Félix, Émile, Néel naît le 13 avril 1905 à Paris 12e, fils de Félix Néel et d’Ernestine Aveline.
Le 30 juin 1923 à Paris 11e, il se marie avec Yvonne Lamboley, dite “Denise”, née le 2 février 1907 à Paris 11e (à vérifier…). Ils auront cinq enfants, dont Maurice, né le 26 juillet 1924 à Paris 12e, les autres étant respectivement âgés de 14, 12, 10 et 4 ans en février 1941.
Au moment de son arrestation, Félix Néel est domicilié au 39, rue des Noyers à Romainville [1] (Seine / Seine-Saint-Denis – 93).
Il est polisseur de métaux. Son dernier employeur est la Maison Krauss, 18-20, rue du Faubourg-du-Temple, à Paris 10e.
Militant communiste, Félix Néel est élu conseiller municipal de Romainville le 12 mai 1935.
- Romainville. La Mairie.
Carte postale oblitérée en 1947. Coll. Mémoire Vive.
Le 5 octobre 1939 – comme pour de nombreuses villes de la “banlieue rouge » – le conseil municipal de Romainville est “suspendu” par décret du président de la République (sur proposition du ministre de l’Intérieur) et remplacé par une délégation spéciale nommée par le préfet.
Le 15 février 1940, Félix Néel est officiellement déchu de son mandat, avec 25 autres conseillers, pour ne pas avoir « répudié catégoriquement toute adhésion au Parti communiste ».
- Extrait de la presse quotidienne,
sans titre ni date.
Archives de la préfecture de police, Paris.
Sous l’occupation, la police française le considère comme un « propagandiste très actif ».
Le 9 novembre 1940, le préfet de police de Paris signe l’arrêté ordonnant son internement administratif. Félix Néel est probablement arrêté le même jour par des agents du commissariat des Lilas et rapidement conduit au “centre de séjour surveillé” (CSS) d’Aincourt (Seine-et-Oise / Val-d’Oise), créé au début du mois d’octobre 1940 dans les bâtiments réquisitionnés d’un sanatorium isolé en forêt afin d’y enfermer des hommes connus de la police pour avoir été militants communistes avant-guerre. Pendant un temps, Félix Néel est assigné à la chambre n° 34.
- Centre de séjour surveillé d’Aincourt. Plan de l’enceinte
montrant les points d’impact après le bombardement
par un avion anglais dans la nuit du 8 au 9 décembre 1940.

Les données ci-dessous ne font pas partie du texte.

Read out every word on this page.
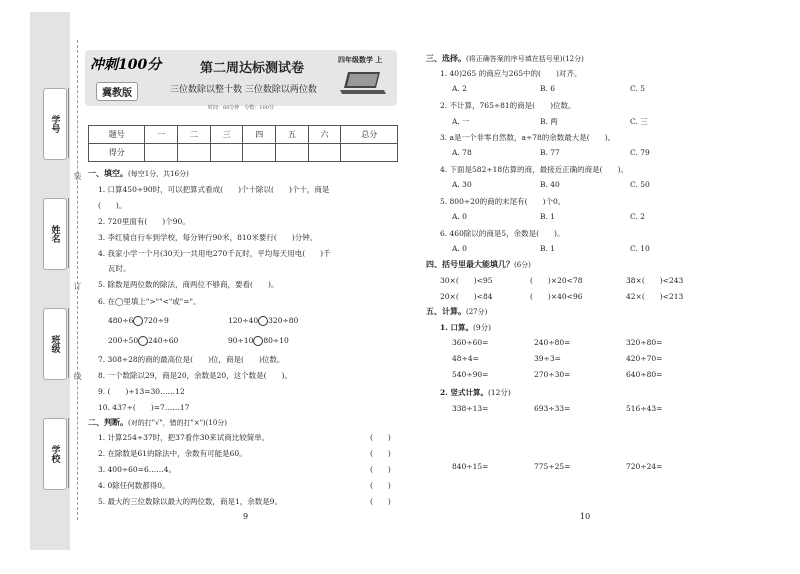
学号
姓名
班级
学校
装
订
线
冲刺100分
冀教版
第二周达标测试卷
四年级数学 上
三位数除以整十数 三位数除以两位数
时间：60分钟　分数：100分
题号	一	二	三	四	五	六	总分
得分							
一、填空。(每空1分，共16分)
1. 口算450÷90时，可以把算式看成(　　)个十除以(　　)个十，商是
(　　)。
2. 720里面有(　　)个90。
3. 李红骑自行车到学校，每分钟行90米，810米要行(　　)分钟。
4. 我家小学一个月(30天)一共用电270千瓦时，平均每天用电(　　)千
瓦时。
5. 除数是两位数的除法，商两位不够商，要看(　　)。
6. 在◯里填上">""<"或"="。
480÷6 720÷9	120÷40 320÷80
200÷50 240÷60	90÷10 80÷10
7. 308÷28的商的最高位是(　　)位，商是(　　)位数。
8. 一个数除以29，商是20，余数是20，这个数是(　　)。
9. (　　)÷13=30……12
10. 437÷(　　)=7……17
二、判断。(对的打"√"，错的打"×")(10分)
1. 计算254÷37时，把37看作30来试商比较简单。
2. 在除数是61的除法中，余数有可能是60。
3. 400÷60=6……4。
4. 0除任何数都得0。
5. 最大的三位数除以最大的两位数，商是1，余数是9。
(　　)
(　　)
(　　)
(　　)
(　　)
三、选择。(将正确答案的序号填在括号里)(12分)
1. 40)265 的商应与265中的(　　)对齐。
A. 2	B. 6	C. 5
2. 不计算，765÷81的商是(　　)位数。
A. 一	B. 两	C. 三
3. a是一个非零自然数，a÷78的余数最大是(　　)。
A. 78	B. 77	C. 79
4. 下面是582÷18估算的商，最接近正确的商是(　　)。
A. 30	B. 40	C. 50
5. 800÷20的商的末尾有(　　)个0。
A. 0	B. 1	C. 2
6. 460除以的商是5，余数是(　　)。
A. 0	B. 1	C. 10
四、括号里最大能填几？(6分)
30×(　　)<95	(　　)×20<78	38×(　　)<243
20×(　　)<84	(　　)×40<96	42×(　　)<213
五、计算。(27分)
1. 口算。(9分)
360÷60=	240÷80=	320÷80=
48÷4=	39÷3=	420÷70=
540÷90=	270÷30=	640÷80=
2. 竖式计算。(12分)
338÷13=	693÷33=	516÷43=
840÷15=	775÷25=	720÷24=
9	10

Arch. dép. des Yvelines, cote 1W71.
Le 8 février 1941, lors d’une audience au cours de laquelle sont jugés 50 militants communistes (dit « procès des cinquante »), dont dix-sept futurs “45000”, la chambre des mineurs (15e) du tribunal correctionnel de la Seine condamne son fils Maurice à quatre mois d’emprisonnement pour infraction au décret de 29 septembre 1939 (dissolution et interdiction du PC, propagande). Son fils étant mineur, il est possible que Félix Néel ait été assigné à comparaître à audience comme civilement responsable (à vérifier…). Le 9 avril, la Cour d’appel de Paris confirme le jugement et la durée de la peine.
Le 11 février 1941, en réponse à une directive du chef de camp concernant la révision du dossier de certains internés, Félix Néel transmet à celui-ci une demande logique : « N’ayant jamais été au courant de ledit dossier et ne sachant sur quoi il peut être basé, je considère mon arrestation comme arbitraire du fait de n’avoir commis aucun délit ni aucune condamnation [sic]. Je considère donc que la plus élémentaire justice est ma mise en liberté ».
Le 26 février, Yvonne Néel écrit au préfet de Seine-et-Oise pour solliciter l’autorisation de rendre visite à son mari, accompagnée de ses enfants. Le préfet accorde cette autorisation et en informe la préfecture de police le 22 mars et le commandant du camp le 2 avril.
Le 6 mars, sur le formulaire de « Révision trimestrielle du dossier » de Félix Néel, à la rubrique « Avis sur l’éventualité d’une mesure de libération », le commissaire spécial, directeur du camp, émet un avis défavorable en s’appuyant sur le constat que cet interné « suit les directives du parti communiste », ajoutant à sa charge : « propagandiste actif ».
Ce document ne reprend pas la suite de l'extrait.